According to the report, NADA has conducted 2062 tests till July this year of which 714 were conducted in February — mostly during the Khelo India Games — while the likes of world badminton championship silver medallist PV Sindhu, Asian Games gold medallists Rahi Sarnobat were never tested and wrestlers Bajrang Punia and Vinesh Phogat and shuttler Saina Nehwal was tested just once.

The data was acquired by the newspaper under the Right to Information Act, 2005 and once again underlined the lackadaisical approach of the authorities towards curbing doping in the country.

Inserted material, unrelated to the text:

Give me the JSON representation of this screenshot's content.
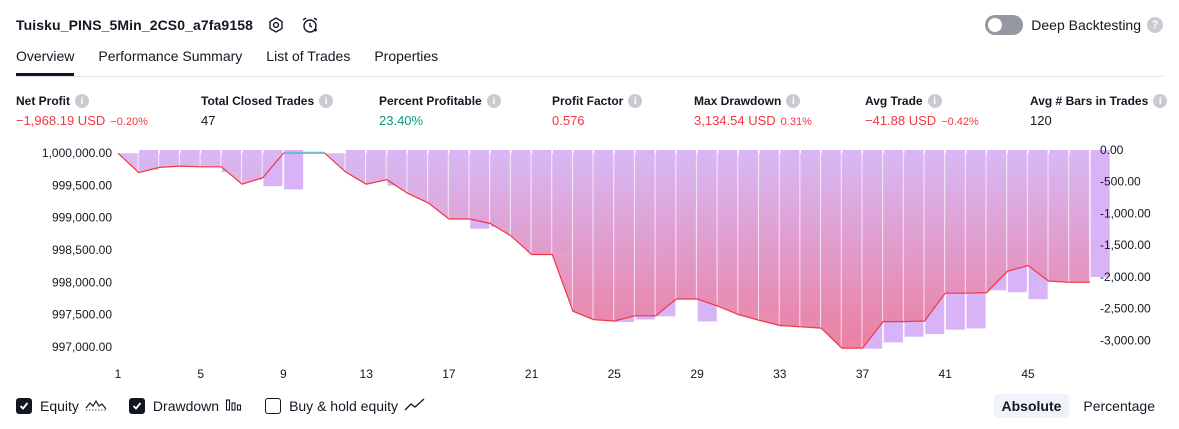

It is worth noting that India was among the top three countries in the world with maximum dope offenders between 2013 and 2015 and slipped to sixth in the 2016 WADA report. However, experts believed that the reduced number of positive tests were due to decline in the overall number of tests conducted and the data obtained under RTI underlines the same point.

Out of the over 2000 tests conducted, Indian athletes were tested just 21 times outside the country while the total number of tests on track and field athletes fell to 362 from 1122 in 2016. According to the report, UK’s anti-doping agency had conducted 2842 tests only in the first quarter of the year while USADA has so far conducted 7544 tests this year.

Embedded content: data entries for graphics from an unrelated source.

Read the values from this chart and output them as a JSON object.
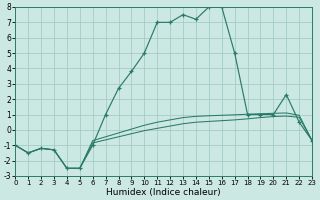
{
  "xlabel": "Humidex (Indice chaleur)",
  "background_color": "#cce8e2",
  "grid_color": "#9dc8c0",
  "line_color": "#2a7a6a",
  "xlim": [
    0,
    23
  ],
  "ylim": [
    -3,
    8
  ],
  "xticks": [
    0,
    1,
    2,
    3,
    4,
    5,
    6,
    7,
    8,
    9,
    10,
    11,
    12,
    13,
    14,
    15,
    16,
    17,
    18,
    19,
    20,
    21,
    22,
    23
  ],
  "yticks": [
    -3,
    -2,
    -1,
    0,
    1,
    2,
    3,
    4,
    5,
    6,
    7,
    8
  ],
  "main_x": [
    0,
    1,
    2,
    3,
    4,
    5,
    6,
    7,
    8,
    9,
    10,
    11,
    12,
    13,
    14,
    15,
    16,
    17,
    18,
    19,
    20,
    21,
    22,
    23
  ],
  "main_y": [
    -1,
    -1.5,
    -1.2,
    -1.3,
    -2.5,
    -2.5,
    -1,
    1,
    2.7,
    3.8,
    5,
    7,
    7,
    7.5,
    7.2,
    8,
    8,
    5,
    1,
    1,
    1,
    2.3,
    0.5,
    -0.7
  ],
  "low1_x": [
    0,
    1,
    2,
    3,
    4,
    5,
    6,
    7,
    8,
    9,
    10,
    11,
    12,
    13,
    14,
    15,
    16,
    17,
    18,
    19,
    20,
    21,
    22,
    23
  ],
  "low1_y": [
    -1,
    -1.5,
    -1.2,
    -1.3,
    -2.5,
    -2.5,
    -0.85,
    -0.65,
    -0.45,
    -0.25,
    -0.05,
    0.1,
    0.25,
    0.4,
    0.5,
    0.55,
    0.6,
    0.65,
    0.72,
    0.8,
    0.87,
    0.9,
    0.82,
    -0.7
  ],
  "low2_x": [
    0,
    1,
    2,
    3,
    4,
    5,
    6,
    7,
    8,
    9,
    10,
    11,
    12,
    13,
    14,
    15,
    16,
    17,
    18,
    19,
    20,
    21,
    22,
    23
  ],
  "low2_y": [
    -1,
    -1.5,
    -1.2,
    -1.3,
    -2.5,
    -2.5,
    -0.7,
    -0.45,
    -0.2,
    0.05,
    0.3,
    0.5,
    0.65,
    0.8,
    0.88,
    0.92,
    0.95,
    0.98,
    1.02,
    1.05,
    1.08,
    1.1,
    0.95,
    -0.7
  ]
}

However, NADA Director General Navin Agarwal insisted that he was satisfied with the figures and that they would surpass their annual target of 3500 tests.

Blame it on slow internet

What is more bizarre is that Agarwal has blamed the low speed of internet for fewer out-of-competition tests and he explains that it affects the athletes’ ability to update their whereabouts on WADA’s Anti Doping Administration and Management System (ADAMS).

“You need high-speed internet to update ADAMS and that is not available to many athletes in normal course. Because of that, they are not able to update their whereabouts from their locations. Also, some people were not able to understand how to go about the process. This will improve with time,” Agarwal was quoted as saying.

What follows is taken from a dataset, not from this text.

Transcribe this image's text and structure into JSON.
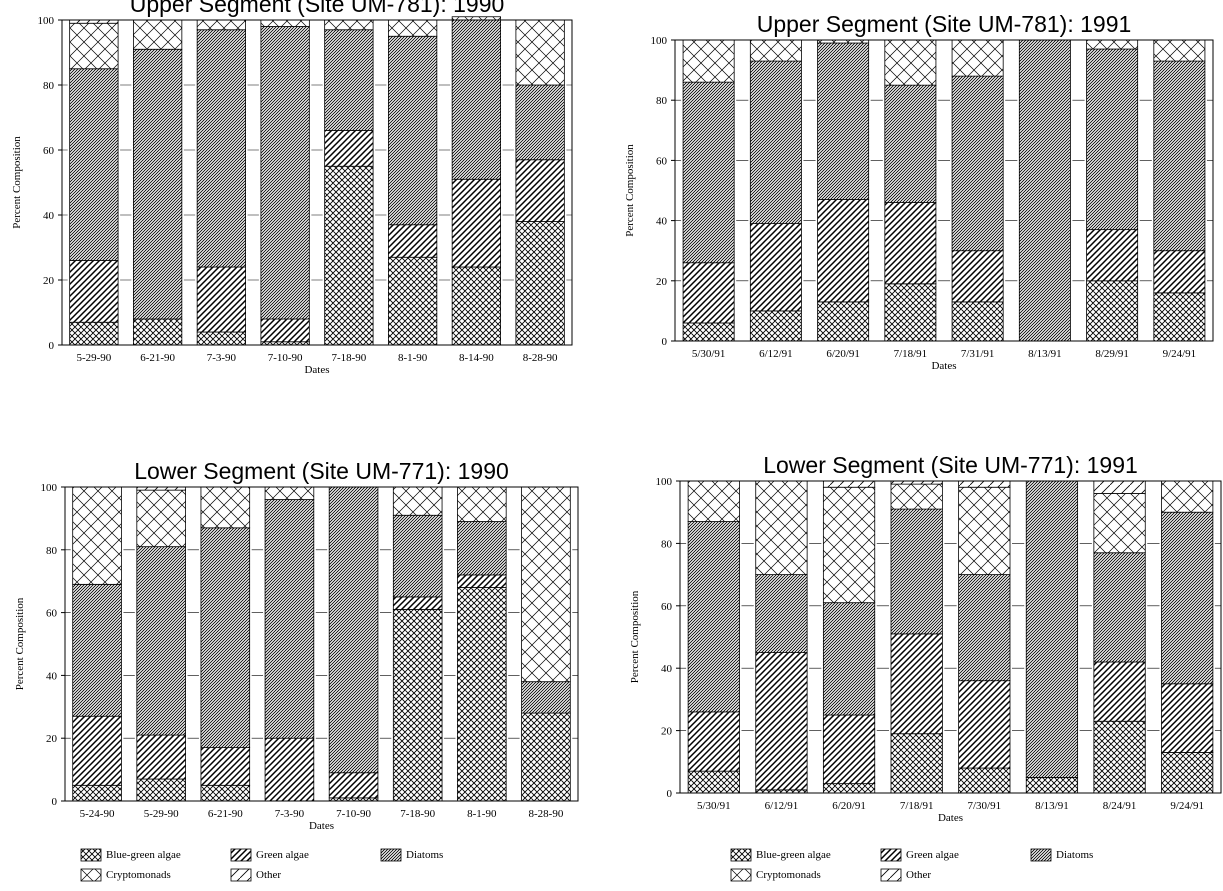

Equalling baffling is the explanation for the focus on hockey. The sport had just one positive result according to NADA’s 2016 report but still the anti doping body, till July, collected more samples for hockey players (92) than track and field athletes.

Goalkeeper Akash Chitke returned a positive dope test in February and has been suspended for two years.

Agarwal, however, defended the increased focus on hockey saying it was categorised as high risk sport. “Apart from the physiological impact of doping, points like probability of winning medals and popularity of game in the country are also considered. Hockey ranks very high in both, so the number of tests that were to be conducted was pretty high,” he was quoted as saying.